Among numerous scenarios being examined before the Canadian board, the gas supplier association described “the not-so-good case” as the easiest one to see continuing. “We’re probably in the environment we’re in for an extended period of time on the not-so-good case,” said David Thorn, Canadian gas marketing vice president of Encana Corp., the country’s top producer and one of the biggest supply developers in U.S. fields.
Thorn identified the “unquestionably” most promising and largest route to recovery to be replacing coal as boiler fuel for thermal power stations, especially in the United States. But displacing coal will take time to make a difference even if encouraging action favoring gas as a cleaner energy source emerges among U.S. regulators, led by Washington’s Environmental Protection Agency, he added.
“We still view North American supply as being very plentiful, even with a high degree of displacement,” Thorn said. “We don’t think we return to an environment where gas prices are much beyond the $5-6/MMBtu range.”

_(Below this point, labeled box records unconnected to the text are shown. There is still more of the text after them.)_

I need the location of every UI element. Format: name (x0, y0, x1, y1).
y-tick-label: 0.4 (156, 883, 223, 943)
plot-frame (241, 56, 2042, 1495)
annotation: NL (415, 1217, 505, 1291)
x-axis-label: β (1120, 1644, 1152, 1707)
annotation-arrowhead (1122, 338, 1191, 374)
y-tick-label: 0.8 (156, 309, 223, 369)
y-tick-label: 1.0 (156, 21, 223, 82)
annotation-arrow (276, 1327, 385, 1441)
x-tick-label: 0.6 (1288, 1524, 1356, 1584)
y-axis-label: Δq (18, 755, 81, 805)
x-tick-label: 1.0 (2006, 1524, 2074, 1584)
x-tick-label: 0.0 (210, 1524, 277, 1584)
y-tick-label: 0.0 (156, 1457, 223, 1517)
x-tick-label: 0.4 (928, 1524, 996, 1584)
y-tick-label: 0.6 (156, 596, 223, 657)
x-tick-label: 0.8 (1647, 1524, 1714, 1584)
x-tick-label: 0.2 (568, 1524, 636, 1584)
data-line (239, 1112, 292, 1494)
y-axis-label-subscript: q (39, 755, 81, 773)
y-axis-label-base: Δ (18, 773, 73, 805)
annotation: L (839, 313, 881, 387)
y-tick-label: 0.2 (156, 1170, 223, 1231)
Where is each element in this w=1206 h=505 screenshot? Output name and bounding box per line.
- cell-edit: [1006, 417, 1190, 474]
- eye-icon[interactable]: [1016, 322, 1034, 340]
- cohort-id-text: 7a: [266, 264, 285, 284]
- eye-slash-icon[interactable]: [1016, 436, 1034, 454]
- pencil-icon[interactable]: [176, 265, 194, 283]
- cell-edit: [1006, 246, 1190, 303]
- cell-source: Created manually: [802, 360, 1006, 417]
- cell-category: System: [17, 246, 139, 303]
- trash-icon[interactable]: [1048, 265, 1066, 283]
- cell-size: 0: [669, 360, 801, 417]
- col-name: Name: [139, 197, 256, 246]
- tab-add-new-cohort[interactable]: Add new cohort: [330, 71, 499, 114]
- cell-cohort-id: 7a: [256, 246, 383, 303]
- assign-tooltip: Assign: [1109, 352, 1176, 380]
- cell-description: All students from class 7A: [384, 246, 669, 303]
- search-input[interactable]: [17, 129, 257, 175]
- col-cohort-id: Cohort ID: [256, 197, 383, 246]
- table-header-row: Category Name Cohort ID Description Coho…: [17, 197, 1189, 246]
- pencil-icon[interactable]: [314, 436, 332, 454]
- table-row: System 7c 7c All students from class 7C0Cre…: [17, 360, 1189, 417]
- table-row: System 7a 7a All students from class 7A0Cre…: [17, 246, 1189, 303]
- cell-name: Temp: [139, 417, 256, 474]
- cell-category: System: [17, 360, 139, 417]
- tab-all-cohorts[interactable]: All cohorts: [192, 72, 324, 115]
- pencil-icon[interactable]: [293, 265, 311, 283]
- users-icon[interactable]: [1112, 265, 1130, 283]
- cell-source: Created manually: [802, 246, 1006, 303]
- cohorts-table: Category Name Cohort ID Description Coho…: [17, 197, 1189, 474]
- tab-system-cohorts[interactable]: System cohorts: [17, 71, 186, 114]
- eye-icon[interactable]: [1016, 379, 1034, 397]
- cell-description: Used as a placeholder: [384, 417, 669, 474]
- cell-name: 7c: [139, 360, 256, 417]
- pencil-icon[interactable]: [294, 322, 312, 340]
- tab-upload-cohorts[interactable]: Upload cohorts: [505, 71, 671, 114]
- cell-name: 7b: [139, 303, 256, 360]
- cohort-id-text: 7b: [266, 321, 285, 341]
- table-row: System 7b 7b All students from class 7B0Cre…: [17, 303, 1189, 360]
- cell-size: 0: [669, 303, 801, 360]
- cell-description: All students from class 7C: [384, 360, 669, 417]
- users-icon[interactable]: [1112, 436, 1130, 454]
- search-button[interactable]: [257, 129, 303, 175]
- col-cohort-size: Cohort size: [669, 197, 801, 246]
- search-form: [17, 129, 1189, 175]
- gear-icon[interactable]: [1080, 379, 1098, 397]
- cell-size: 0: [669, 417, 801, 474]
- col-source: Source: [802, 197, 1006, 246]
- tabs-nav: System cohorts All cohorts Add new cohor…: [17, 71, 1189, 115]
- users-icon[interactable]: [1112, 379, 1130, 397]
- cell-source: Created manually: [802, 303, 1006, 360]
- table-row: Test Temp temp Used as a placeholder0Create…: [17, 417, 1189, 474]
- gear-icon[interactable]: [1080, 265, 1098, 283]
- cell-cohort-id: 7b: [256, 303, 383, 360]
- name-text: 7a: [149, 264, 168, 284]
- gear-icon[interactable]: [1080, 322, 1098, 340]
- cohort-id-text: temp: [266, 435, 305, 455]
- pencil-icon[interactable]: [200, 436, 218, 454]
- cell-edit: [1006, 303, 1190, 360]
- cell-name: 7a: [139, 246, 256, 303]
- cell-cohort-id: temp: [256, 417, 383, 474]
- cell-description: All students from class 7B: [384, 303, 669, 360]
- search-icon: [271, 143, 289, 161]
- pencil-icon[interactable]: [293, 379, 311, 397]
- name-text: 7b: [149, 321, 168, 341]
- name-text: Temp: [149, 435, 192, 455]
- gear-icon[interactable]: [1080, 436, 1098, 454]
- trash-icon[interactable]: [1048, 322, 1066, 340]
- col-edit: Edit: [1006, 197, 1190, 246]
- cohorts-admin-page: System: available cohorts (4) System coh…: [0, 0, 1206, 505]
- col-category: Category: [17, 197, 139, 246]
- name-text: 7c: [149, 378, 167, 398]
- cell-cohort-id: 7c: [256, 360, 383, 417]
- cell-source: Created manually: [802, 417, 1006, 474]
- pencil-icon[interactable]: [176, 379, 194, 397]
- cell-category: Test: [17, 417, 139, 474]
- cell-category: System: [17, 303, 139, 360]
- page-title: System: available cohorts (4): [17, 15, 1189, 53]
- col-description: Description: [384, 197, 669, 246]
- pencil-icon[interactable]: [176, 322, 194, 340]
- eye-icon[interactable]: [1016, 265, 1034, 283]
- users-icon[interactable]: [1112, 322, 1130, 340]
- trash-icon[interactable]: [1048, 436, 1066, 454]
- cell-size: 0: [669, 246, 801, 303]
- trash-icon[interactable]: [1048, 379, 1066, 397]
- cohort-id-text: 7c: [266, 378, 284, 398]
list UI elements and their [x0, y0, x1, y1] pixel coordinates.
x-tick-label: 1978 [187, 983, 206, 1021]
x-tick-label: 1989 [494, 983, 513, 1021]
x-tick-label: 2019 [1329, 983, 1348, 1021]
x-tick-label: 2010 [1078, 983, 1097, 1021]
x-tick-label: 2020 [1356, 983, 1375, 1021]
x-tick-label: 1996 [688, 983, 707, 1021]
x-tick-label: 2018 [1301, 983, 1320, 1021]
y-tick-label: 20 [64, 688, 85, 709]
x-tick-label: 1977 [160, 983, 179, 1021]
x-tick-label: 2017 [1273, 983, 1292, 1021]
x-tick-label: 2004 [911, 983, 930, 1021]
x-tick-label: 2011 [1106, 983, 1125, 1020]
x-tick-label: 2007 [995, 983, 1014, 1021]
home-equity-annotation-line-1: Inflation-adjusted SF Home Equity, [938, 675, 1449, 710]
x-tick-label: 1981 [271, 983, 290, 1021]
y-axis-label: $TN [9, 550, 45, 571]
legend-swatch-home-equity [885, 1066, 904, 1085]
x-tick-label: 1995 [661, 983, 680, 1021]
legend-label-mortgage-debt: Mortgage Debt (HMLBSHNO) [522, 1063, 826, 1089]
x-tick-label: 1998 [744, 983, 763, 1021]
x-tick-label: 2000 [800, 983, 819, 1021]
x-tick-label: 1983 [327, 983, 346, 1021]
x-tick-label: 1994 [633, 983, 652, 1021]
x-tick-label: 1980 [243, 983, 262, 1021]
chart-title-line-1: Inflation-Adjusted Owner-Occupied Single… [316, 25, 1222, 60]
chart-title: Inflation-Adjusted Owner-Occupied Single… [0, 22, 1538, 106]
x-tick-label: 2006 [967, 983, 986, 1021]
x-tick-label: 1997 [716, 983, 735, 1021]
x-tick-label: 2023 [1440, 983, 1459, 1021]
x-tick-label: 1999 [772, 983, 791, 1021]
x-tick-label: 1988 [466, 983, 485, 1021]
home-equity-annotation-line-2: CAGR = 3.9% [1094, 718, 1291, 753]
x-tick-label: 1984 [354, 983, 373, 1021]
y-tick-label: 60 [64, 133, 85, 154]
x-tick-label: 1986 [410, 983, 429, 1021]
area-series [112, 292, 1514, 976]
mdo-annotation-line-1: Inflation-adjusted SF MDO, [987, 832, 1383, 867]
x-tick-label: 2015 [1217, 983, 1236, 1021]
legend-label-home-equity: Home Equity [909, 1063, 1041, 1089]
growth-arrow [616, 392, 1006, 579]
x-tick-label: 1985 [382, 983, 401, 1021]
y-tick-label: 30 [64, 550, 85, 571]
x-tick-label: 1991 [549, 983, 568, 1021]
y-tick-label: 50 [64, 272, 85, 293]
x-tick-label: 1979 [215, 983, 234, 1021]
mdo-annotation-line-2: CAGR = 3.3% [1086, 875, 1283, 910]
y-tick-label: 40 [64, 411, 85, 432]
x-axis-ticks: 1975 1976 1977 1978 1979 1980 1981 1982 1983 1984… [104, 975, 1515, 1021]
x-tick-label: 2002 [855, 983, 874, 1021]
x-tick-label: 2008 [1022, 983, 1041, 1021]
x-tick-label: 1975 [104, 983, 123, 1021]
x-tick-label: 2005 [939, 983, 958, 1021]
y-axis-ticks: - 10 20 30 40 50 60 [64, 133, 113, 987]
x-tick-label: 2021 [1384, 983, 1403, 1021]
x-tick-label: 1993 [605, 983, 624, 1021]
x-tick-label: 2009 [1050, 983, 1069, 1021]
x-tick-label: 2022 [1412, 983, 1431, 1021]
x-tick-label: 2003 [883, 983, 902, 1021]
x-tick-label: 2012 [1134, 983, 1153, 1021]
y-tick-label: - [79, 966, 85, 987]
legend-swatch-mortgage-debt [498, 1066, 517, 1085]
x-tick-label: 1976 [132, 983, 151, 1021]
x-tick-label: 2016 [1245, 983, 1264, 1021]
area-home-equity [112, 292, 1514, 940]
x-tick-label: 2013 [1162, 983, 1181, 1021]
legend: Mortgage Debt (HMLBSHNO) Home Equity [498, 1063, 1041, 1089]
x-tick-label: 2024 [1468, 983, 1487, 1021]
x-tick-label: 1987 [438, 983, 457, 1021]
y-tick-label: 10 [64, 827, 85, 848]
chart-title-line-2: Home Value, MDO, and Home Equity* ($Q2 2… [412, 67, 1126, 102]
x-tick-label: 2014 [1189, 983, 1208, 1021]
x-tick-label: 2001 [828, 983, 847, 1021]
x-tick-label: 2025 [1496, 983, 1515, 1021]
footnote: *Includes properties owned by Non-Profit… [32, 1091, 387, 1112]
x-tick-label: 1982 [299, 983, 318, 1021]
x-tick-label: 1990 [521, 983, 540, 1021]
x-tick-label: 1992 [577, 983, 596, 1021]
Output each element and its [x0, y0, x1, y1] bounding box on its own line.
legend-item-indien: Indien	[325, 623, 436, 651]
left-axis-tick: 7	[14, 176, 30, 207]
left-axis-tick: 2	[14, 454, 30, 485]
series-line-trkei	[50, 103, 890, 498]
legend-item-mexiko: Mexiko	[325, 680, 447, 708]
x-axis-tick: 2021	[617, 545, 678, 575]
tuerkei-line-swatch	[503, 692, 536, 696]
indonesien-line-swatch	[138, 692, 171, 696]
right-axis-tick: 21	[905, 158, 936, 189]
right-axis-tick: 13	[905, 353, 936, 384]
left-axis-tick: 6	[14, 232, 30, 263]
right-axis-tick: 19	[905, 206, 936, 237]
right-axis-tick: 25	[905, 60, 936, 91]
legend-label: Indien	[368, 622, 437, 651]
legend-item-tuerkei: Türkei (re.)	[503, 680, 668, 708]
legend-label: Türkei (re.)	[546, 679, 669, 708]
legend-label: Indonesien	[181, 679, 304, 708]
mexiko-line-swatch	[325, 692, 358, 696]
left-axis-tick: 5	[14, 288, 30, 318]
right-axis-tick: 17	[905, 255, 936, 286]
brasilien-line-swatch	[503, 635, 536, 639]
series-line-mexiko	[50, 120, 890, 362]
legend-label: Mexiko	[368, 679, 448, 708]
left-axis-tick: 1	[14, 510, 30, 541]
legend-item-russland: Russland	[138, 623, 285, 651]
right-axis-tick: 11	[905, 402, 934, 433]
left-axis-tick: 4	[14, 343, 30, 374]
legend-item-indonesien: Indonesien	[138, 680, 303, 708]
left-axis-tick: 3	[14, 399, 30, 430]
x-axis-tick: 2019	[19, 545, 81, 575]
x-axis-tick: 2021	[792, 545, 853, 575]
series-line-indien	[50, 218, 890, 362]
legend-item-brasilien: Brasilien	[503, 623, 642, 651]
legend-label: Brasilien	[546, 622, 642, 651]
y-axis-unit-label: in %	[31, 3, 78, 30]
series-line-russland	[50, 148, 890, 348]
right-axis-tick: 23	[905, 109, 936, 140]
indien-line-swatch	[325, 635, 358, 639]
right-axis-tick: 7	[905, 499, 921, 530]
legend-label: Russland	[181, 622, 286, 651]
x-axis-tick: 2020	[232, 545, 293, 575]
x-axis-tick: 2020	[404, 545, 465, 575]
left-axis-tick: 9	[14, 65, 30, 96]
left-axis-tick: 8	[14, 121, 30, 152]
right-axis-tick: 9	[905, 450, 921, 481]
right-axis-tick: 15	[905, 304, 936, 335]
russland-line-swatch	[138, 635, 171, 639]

Like their U.S. counterparts, Canadian producers see overseas exports of surpluses as liquefied natural gas (LNG) as the second major route for clearing away the North American supply glut. “LNG is a fantastic market opportunity,” said Real Cusson, senior marketing vice president of Canadian Natural Resources Ltd. (CNRL), Encana’s closest rival for the top spot among the country’s producers.
But a flaw has shown up in tanker export projects as their details are exposed by regulatory applications: high costs, said Cusson. He described LNG development as “terribly expensive.”
“The numbers that we have seen from the [project] proponents are in the range of $10 to $12 billion of investment for each billion cubic feet of capacity,” Cusson said.
The CNRL executive described the LNG export terminal lineup forming on the Pacific Coast of British Columbia, where two projects have NEB export licenses and a third has filed an application for one, as requiring astronomical financing. “If we had, say, five of these projects completed on the West Coast, we would be looking at $50 to $75 billion to be invested. Now that’s a pretty considerable sum.”
While awaiting power generation demand and LNG terminal construction to materialize, CAPP is urging the NEB to take a first step toward preventing the TransCanada Mainline’s potentially lethal problems from spreading onto the producers’ western home turf.
They called on the board to reject a key item in the toll and business restructuring proposal called the Alberta system extension (ASE). The scheme would cut the Mainline’s tolls by redrawing the pipeline map to shorten its length for financial and ratemaking purposes.
The ASE plan seeks to expand TransCanada’s Nova pipeline grid in Alberta to cover all of BC and Saskatchewan as well. The financial transfer would also include a Saskatchewan leg in TransCanada’s 2 Bcf/d Foothills export route to the United States. Nova and Foothills are currently regulated separately from the Mainline and each other.
CAPP has estimated that the ASE spells added costs to producers of $400-500 million per year. CNRL Chairman Murray Edwards added that allowing the scheme to go ahead would give TransCanada an avenue for piling onto gas shippers yet more costs if the Mainline’s problems worsen.
Edwards emphasized that shippers that use the Nova system often do not have Mainline transportation contracts because the Alberta grid provides connections to all long-distance pipelines that carry gas out of the province. He predicted that if TransCanada succeeds in redrawing the pipeline financial map, “you would have 200-odd [Canadian] producers who would all of a sudden be faced with not just immediate costs, but also the potential risks could be foisted on them.”